Overview‐Metagenomics - iffatAGheyas/bioinformatics-tutorial-wiki GitHub Wiki
6.2.1 Overview & Experimental Design
Before diving into analysis, a clear experimental plan ensures that your metagenomic data will answer your biological questions.
A. Marker-Gene (Amplicon) vs. Shotgun Metagenomics
Feature | Marker-Gene (16S/ITS) | Shotgun Metagenomics |
---|---|---|
Target | Conserved marker loci (16S rRNA for bacteria; ITS for fungi) | Whole community DNA (all genes) |
Cost per sample | Low (hundreds of samples affordable) | Moderate–high (deeper sequencing required) |
Taxonomic resolution | Genus to species (sometimes ambiguous) | Species to strain (depending on coverage) |
Functional insight | None (marker only) | Direct (gene content, pathways) |
Analysis complexity | Simpler pipelines (DADA2, QIIME2) | More steps (assembly, binning, annotation) |
Choose amplicon when you need broad surveys across many samples at low cost.
Choose shotgun when you require functional profiling, strain resolution, or genome recovery.
B. Key Study Design Considerations
-
Replicates & Controls
- Biological replicates (≥ 3 per group) to estimate natural variability.
- Negative controls (e.g. blank extractions) to detect contamination.
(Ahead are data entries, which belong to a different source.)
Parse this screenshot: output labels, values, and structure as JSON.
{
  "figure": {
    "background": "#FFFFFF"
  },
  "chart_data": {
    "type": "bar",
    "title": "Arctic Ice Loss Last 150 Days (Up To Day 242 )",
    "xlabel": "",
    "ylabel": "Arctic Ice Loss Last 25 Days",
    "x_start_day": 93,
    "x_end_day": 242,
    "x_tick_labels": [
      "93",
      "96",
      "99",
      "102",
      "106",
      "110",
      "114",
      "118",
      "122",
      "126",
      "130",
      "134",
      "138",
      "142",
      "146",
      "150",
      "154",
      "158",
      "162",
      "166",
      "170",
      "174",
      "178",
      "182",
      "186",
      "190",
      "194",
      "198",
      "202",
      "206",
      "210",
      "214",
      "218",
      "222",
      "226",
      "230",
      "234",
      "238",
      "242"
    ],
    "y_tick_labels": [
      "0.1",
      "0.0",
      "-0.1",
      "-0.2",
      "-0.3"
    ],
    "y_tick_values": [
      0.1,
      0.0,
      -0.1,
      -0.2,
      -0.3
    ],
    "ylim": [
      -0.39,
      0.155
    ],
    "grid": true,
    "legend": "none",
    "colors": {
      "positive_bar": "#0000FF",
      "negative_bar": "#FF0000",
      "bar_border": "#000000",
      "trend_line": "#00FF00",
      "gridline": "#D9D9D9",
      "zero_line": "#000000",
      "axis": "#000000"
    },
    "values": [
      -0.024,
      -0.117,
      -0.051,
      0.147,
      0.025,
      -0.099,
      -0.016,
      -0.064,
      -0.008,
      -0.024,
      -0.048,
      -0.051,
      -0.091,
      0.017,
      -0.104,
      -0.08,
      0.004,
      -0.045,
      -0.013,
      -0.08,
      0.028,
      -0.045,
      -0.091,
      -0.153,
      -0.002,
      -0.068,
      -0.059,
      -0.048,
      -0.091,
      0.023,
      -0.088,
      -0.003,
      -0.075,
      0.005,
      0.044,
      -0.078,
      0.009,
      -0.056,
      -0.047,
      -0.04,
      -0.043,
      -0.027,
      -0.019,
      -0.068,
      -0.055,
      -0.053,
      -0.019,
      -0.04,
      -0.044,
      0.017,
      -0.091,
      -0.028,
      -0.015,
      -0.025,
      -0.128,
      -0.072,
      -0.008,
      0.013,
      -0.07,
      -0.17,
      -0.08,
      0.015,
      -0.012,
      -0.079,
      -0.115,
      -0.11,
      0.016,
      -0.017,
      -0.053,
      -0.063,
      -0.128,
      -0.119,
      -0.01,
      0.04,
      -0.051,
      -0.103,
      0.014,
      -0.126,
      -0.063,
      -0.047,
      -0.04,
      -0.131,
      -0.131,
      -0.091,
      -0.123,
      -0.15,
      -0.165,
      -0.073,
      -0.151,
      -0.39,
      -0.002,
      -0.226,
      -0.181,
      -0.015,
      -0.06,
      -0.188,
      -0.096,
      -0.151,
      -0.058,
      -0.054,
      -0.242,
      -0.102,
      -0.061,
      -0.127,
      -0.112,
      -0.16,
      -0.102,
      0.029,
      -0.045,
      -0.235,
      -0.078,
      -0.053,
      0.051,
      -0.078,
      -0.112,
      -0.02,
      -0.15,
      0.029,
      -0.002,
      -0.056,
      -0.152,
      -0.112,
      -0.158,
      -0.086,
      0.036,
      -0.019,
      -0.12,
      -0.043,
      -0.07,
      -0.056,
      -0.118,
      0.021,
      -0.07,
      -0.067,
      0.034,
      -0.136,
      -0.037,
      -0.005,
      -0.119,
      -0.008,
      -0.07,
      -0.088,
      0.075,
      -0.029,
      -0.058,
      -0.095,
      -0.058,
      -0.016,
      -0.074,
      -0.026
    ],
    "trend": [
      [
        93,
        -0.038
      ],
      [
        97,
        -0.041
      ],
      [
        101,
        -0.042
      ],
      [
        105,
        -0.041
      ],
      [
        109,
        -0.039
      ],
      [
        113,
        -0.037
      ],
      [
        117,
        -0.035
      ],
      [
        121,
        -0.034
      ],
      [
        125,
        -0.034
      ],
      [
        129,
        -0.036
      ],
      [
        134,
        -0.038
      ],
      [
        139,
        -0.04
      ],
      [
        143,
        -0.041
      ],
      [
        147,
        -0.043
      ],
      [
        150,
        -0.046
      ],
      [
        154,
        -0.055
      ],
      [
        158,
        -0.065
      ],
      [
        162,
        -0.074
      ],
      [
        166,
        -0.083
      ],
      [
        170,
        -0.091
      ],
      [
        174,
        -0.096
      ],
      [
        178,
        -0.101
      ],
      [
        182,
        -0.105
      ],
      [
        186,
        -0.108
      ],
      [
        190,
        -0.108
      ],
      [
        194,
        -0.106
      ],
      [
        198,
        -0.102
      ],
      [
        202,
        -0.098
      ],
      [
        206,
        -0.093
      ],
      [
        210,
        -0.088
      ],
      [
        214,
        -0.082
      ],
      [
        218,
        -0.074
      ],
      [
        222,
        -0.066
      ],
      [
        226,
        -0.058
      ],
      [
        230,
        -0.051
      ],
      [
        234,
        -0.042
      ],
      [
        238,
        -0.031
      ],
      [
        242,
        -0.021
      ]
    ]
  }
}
- Mock-community standards (commercial mixes) to benchmark accuracy.
-
Sequencing Depth
- Amplicon: 10 000–50 000 reads per sample typically sufficient for diversity metrics.
- Shotgun:
- Taxonomy only: ~5–10 M reads/sample.
- Assembly & binning: ≥ 20–50 M reads/sample (higher for complex communities).
-
Read Length & Technology
- Short-reads (Illumina 2×150 bp) standard for both amplicon and shotgun.
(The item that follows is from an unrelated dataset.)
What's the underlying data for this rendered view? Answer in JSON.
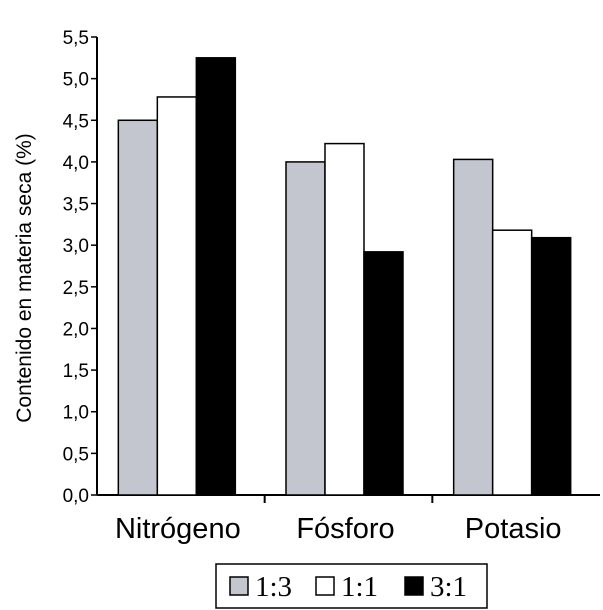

- Long-reads (PacBio HiFi, ONT) improve assembly and resolve repeats but at higher cost.
-
Multiplexing & Barcoding
- Use dual‐index barcodes to avoid index hopping (especially on patterned‐flowcell platforms).
- Balance library concentrations to achieve even coverage across samples.
-
Sample Collection & Preservation
- Immediate stabilization (e.g. flash‐freeze, preservation buffer) to prevent community shifts.
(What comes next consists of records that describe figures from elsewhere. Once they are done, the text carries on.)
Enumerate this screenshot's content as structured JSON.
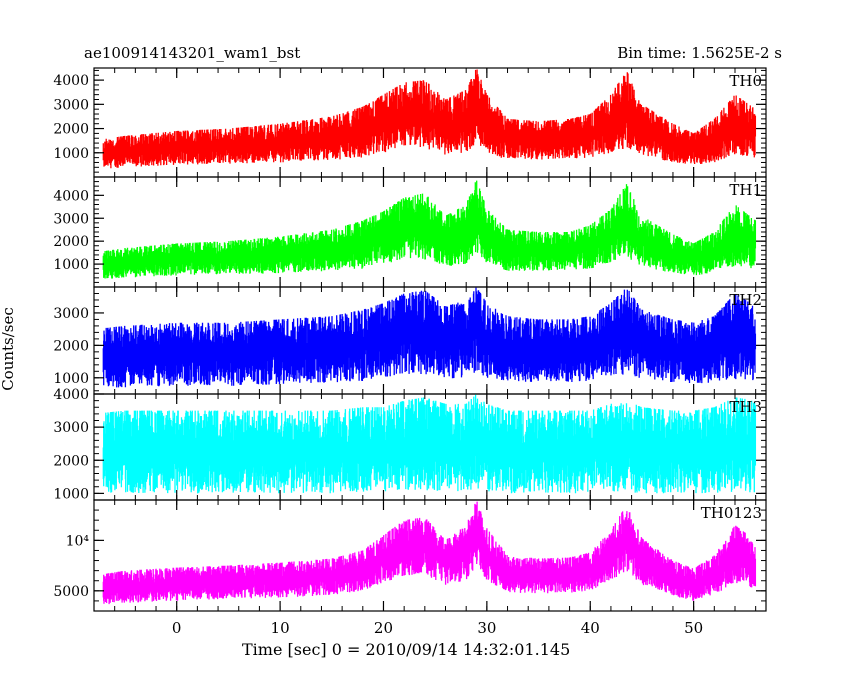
{
  "chart_data": {
    "type": "line",
    "title_left": "ae100914143201_wam1_bst",
    "title_right": "Bin time: 1.5625E-2 s",
    "xlabel": "Time [sec] 0 = 2010/09/14 14:32:01.145",
    "ylabel": "Counts/sec",
    "xlim": [
      -8,
      57
    ],
    "x_ticks": [
      0,
      10,
      20,
      30,
      40,
      50
    ],
    "x_tick_labels": [
      "0",
      "10",
      "20",
      "30",
      "40",
      "50"
    ],
    "panels": [
      {
        "name": "TH0",
        "color": "#ff0000",
        "ylim": [
          0,
          4500
        ],
        "y_ticks": [
          1000,
          2000,
          3000,
          4000
        ],
        "y_tick_labels": [
          "1000",
          "2000",
          "3000",
          "4000"
        ],
        "series": {
          "x": [
            -8,
            -5,
            0,
            5,
            10,
            15,
            18,
            20,
            22,
            24,
            26,
            28,
            29,
            30,
            32,
            35,
            38,
            40,
            42,
            43.5,
            45,
            48,
            50,
            52,
            54,
            56
          ],
          "low": [
            300,
            400,
            500,
            550,
            600,
            700,
            800,
            1000,
            1200,
            1200,
            900,
            1000,
            1400,
            1000,
            700,
            700,
            750,
            800,
            1000,
            1200,
            900,
            600,
            500,
            600,
            900,
            800
          ],
          "high": [
            1500,
            1700,
            1900,
            2000,
            2200,
            2500,
            2900,
            3400,
            3900,
            4000,
            3200,
            3600,
            4500,
            3400,
            2400,
            2300,
            2400,
            2600,
            3400,
            4400,
            3000,
            2200,
            1800,
            2400,
            3400,
            2800
          ]
        }
      },
      {
        "name": "TH1",
        "color": "#00ff00",
        "ylim": [
          0,
          4800
        ],
        "y_ticks": [
          1000,
          2000,
          3000,
          4000
        ],
        "y_tick_labels": [
          "1000",
          "2000",
          "3000",
          "4000"
        ],
        "series": {
          "x": [
            -8,
            -5,
            0,
            5,
            10,
            15,
            18,
            20,
            22,
            24,
            26,
            28,
            29,
            30,
            32,
            35,
            38,
            40,
            42,
            43.5,
            45,
            48,
            50,
            52,
            54,
            56
          ],
          "low": [
            300,
            400,
            500,
            550,
            600,
            700,
            800,
            1000,
            1200,
            1200,
            900,
            1000,
            1500,
            1000,
            700,
            700,
            750,
            800,
            1000,
            1300,
            900,
            600,
            500,
            600,
            900,
            800
          ],
          "high": [
            1500,
            1700,
            1900,
            2000,
            2200,
            2500,
            2900,
            3300,
            3900,
            4100,
            3100,
            3600,
            4700,
            3400,
            2500,
            2400,
            2400,
            2700,
            3400,
            4500,
            3100,
            2300,
            1900,
            2400,
            3600,
            2900
          ]
        }
      },
      {
        "name": "TH2",
        "color": "#0000ff",
        "ylim": [
          500,
          3800
        ],
        "y_ticks": [
          1000,
          2000,
          3000
        ],
        "y_tick_labels": [
          "1000",
          "2000",
          "3000"
        ],
        "series": {
          "x": [
            -8,
            -5,
            0,
            5,
            10,
            15,
            18,
            20,
            22,
            24,
            26,
            28,
            29,
            30,
            32,
            35,
            38,
            40,
            42,
            43.5,
            45,
            48,
            50,
            52,
            54,
            56
          ],
          "low": [
            700,
            700,
            750,
            750,
            800,
            850,
            900,
            1000,
            1100,
            1100,
            950,
            1000,
            1200,
            1000,
            900,
            850,
            850,
            900,
            1000,
            1100,
            950,
            850,
            800,
            850,
            950,
            900
          ],
          "high": [
            2500,
            2600,
            2700,
            2700,
            2800,
            2900,
            3100,
            3300,
            3600,
            3700,
            3200,
            3400,
            3800,
            3300,
            2900,
            2800,
            2800,
            2900,
            3300,
            3800,
            3100,
            2800,
            2700,
            2900,
            3600,
            3200
          ]
        }
      },
      {
        "name": "TH3",
        "color": "#00ffff",
        "ylim": [
          800,
          4000
        ],
        "y_ticks": [
          1000,
          2000,
          3000,
          4000
        ],
        "y_tick_labels": [
          "1000",
          "2000",
          "3000",
          "4000"
        ],
        "series": {
          "x": [
            -8,
            -5,
            0,
            5,
            10,
            15,
            18,
            20,
            22,
            24,
            26,
            28,
            29,
            30,
            32,
            35,
            38,
            40,
            42,
            43.5,
            45,
            48,
            50,
            52,
            54,
            56
          ],
          "low": [
            1000,
            1000,
            1000,
            1000,
            1000,
            1000,
            1050,
            1050,
            1100,
            1100,
            1050,
            1050,
            1100,
            1050,
            1000,
            1000,
            1000,
            1000,
            1050,
            1050,
            1000,
            1000,
            1000,
            1000,
            1050,
            1000
          ],
          "high": [
            3400,
            3500,
            3500,
            3500,
            3500,
            3500,
            3600,
            3600,
            3800,
            3900,
            3700,
            3700,
            4000,
            3700,
            3500,
            3500,
            3500,
            3500,
            3700,
            3800,
            3600,
            3500,
            3500,
            3600,
            3900,
            3800
          ]
        }
      },
      {
        "name": "TH0123",
        "color": "#ff00ff",
        "ylim": [
          3000,
          14000
        ],
        "y_ticks": [
          5000,
          10000
        ],
        "y_tick_labels": [
          "5000",
          "10⁴"
        ],
        "series": {
          "x": [
            -8,
            -5,
            0,
            5,
            10,
            15,
            18,
            20,
            22,
            24,
            26,
            28,
            29,
            30,
            32,
            35,
            38,
            40,
            42,
            43.5,
            45,
            48,
            50,
            52,
            54,
            56
          ],
          "low": [
            3500,
            3800,
            4000,
            4200,
            4300,
            4600,
            5000,
            5800,
            6500,
            6600,
            5500,
            6000,
            7500,
            6000,
            4800,
            4700,
            4800,
            5000,
            6000,
            7000,
            5500,
            4500,
            4000,
            4600,
            5800,
            5200
          ],
          "high": [
            6500,
            7000,
            7300,
            7500,
            7800,
            8200,
            9000,
            10500,
            12000,
            12300,
            10000,
            11500,
            14000,
            11200,
            8500,
            8200,
            8300,
            8800,
            11000,
            13500,
            10200,
            8000,
            7200,
            8500,
            11500,
            10000
          ]
        }
      }
    ]
  }
}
- Standardize collection protocols (same swab type, time of day, storage temperature).
-
Batch Effects
- Process groups of samples together (DNA extraction, library prep) to minimize technical bias.
- Randomize sample order when sequencing large batches.
Pro Tip: Write down your entire workflow—from sample collection through sequencing—in a study design document (e.g. Markdown
design.md
) so that every parameter is tracked and reproducible.